Powszechnie wiadomo, że TVN jeszcze przed rozpoczęciem pierwszej edycji X Factor zabiegał o udział w niej Alicji Bachledy-Curuś. Aktorka jednak odmówila, tłumacząc się zobowiązaniami rodzinnymi. Edwardowi Miszczakowi, wspieranemu przez Kubę Wojewódzkiego, udało się ją namówić tylko na występ w charakterze doradcy jurorskiego. Podobno TVN zapłacili jej aż 100 tys złotych za dwa dni pracy, z których po montażu pozostało kilkanaście minut.
Jak donosi Fakt, stacja zaproponowała jej 350 tysięcy złotych czyli ponad 100 tysięcy dolarów za to, by zgodziła się być jurorką w programie zamiast Mai Sablewskiej.

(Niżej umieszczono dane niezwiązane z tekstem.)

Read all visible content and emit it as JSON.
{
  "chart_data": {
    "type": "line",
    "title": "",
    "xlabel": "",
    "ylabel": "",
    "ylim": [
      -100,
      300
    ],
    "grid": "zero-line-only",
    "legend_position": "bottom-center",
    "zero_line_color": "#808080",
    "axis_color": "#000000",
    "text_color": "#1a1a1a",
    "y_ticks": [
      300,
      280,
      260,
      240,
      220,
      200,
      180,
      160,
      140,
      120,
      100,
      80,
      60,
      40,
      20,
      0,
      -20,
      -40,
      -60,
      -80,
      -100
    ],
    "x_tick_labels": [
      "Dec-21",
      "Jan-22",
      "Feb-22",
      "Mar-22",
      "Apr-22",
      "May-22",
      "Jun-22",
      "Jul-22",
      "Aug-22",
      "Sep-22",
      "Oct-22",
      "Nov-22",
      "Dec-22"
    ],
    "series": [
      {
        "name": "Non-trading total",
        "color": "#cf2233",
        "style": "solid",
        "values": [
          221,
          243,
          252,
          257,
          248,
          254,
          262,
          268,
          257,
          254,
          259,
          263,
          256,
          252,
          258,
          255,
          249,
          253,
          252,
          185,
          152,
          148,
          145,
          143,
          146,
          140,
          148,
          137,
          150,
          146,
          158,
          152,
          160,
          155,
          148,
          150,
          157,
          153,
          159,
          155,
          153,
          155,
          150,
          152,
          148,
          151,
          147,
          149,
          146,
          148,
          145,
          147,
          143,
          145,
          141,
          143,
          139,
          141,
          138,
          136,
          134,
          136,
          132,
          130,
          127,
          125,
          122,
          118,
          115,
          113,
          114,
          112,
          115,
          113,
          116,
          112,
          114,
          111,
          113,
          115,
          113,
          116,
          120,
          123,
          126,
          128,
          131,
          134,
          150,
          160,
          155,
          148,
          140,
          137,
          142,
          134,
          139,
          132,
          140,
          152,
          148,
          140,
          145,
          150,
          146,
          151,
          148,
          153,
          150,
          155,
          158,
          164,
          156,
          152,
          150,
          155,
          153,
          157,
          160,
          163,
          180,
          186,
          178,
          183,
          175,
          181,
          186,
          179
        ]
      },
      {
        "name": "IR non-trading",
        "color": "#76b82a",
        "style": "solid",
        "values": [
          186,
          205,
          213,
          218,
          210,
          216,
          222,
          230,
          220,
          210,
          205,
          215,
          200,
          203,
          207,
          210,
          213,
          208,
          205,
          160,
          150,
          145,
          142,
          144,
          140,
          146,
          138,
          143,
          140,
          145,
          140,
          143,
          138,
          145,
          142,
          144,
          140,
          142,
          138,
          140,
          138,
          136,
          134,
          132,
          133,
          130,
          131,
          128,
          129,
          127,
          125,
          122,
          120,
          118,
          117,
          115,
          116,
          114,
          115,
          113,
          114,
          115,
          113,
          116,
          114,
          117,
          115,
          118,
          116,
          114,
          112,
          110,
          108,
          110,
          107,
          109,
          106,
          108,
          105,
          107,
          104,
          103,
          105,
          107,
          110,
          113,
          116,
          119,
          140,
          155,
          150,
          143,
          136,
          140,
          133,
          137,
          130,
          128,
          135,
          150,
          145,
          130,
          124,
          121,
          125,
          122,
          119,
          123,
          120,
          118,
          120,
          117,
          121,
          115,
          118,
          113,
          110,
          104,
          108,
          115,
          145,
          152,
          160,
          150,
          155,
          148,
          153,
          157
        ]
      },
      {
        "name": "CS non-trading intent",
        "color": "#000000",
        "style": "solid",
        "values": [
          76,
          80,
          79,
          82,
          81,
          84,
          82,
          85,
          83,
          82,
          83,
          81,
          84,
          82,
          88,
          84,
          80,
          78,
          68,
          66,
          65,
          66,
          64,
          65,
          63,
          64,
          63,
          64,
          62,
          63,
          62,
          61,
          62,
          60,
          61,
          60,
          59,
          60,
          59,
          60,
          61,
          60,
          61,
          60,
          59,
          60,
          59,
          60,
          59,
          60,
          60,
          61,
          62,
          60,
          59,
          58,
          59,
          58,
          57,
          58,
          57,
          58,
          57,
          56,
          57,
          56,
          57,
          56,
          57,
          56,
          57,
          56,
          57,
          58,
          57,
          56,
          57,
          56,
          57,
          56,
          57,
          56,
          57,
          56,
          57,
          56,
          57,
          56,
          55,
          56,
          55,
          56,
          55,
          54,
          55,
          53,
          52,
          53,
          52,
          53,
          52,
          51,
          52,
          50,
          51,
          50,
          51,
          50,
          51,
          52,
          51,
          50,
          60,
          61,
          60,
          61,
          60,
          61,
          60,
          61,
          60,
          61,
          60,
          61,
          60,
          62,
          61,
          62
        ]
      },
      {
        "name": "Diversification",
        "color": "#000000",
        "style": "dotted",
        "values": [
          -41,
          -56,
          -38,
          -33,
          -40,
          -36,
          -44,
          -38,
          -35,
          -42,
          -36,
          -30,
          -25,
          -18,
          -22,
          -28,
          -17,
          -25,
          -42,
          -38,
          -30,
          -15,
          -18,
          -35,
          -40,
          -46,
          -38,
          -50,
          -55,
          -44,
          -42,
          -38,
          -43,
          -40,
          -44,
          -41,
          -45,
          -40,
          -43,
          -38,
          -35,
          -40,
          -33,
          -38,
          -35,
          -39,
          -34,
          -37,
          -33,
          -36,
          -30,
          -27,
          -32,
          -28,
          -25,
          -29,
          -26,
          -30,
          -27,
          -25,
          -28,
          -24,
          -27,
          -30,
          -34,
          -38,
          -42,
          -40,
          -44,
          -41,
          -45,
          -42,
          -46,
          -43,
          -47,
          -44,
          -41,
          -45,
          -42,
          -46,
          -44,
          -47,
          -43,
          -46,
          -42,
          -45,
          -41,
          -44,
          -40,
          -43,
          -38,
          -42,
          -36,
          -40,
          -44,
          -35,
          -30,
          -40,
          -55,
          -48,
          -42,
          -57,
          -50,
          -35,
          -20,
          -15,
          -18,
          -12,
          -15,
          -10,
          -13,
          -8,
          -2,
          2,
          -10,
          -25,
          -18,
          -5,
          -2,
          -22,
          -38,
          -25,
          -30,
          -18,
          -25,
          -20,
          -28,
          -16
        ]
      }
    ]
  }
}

Wielkim zwolennikiem tego pomysłu był ponoć Wojewódzki, który bardzo chce się pozbyć nielubianej celebrytki. Jednak Alicja nie dała się namówić. Uważa podobno, że taka propozycja nie pasuje do jej wizji kariery. Najwyraźniej nadal liczy na to, że powiedzie jej się w USA. Podobno ciągle chodzi na castingi i bierze udział w zdjęciach próbnych. Na razie bez rezultatu.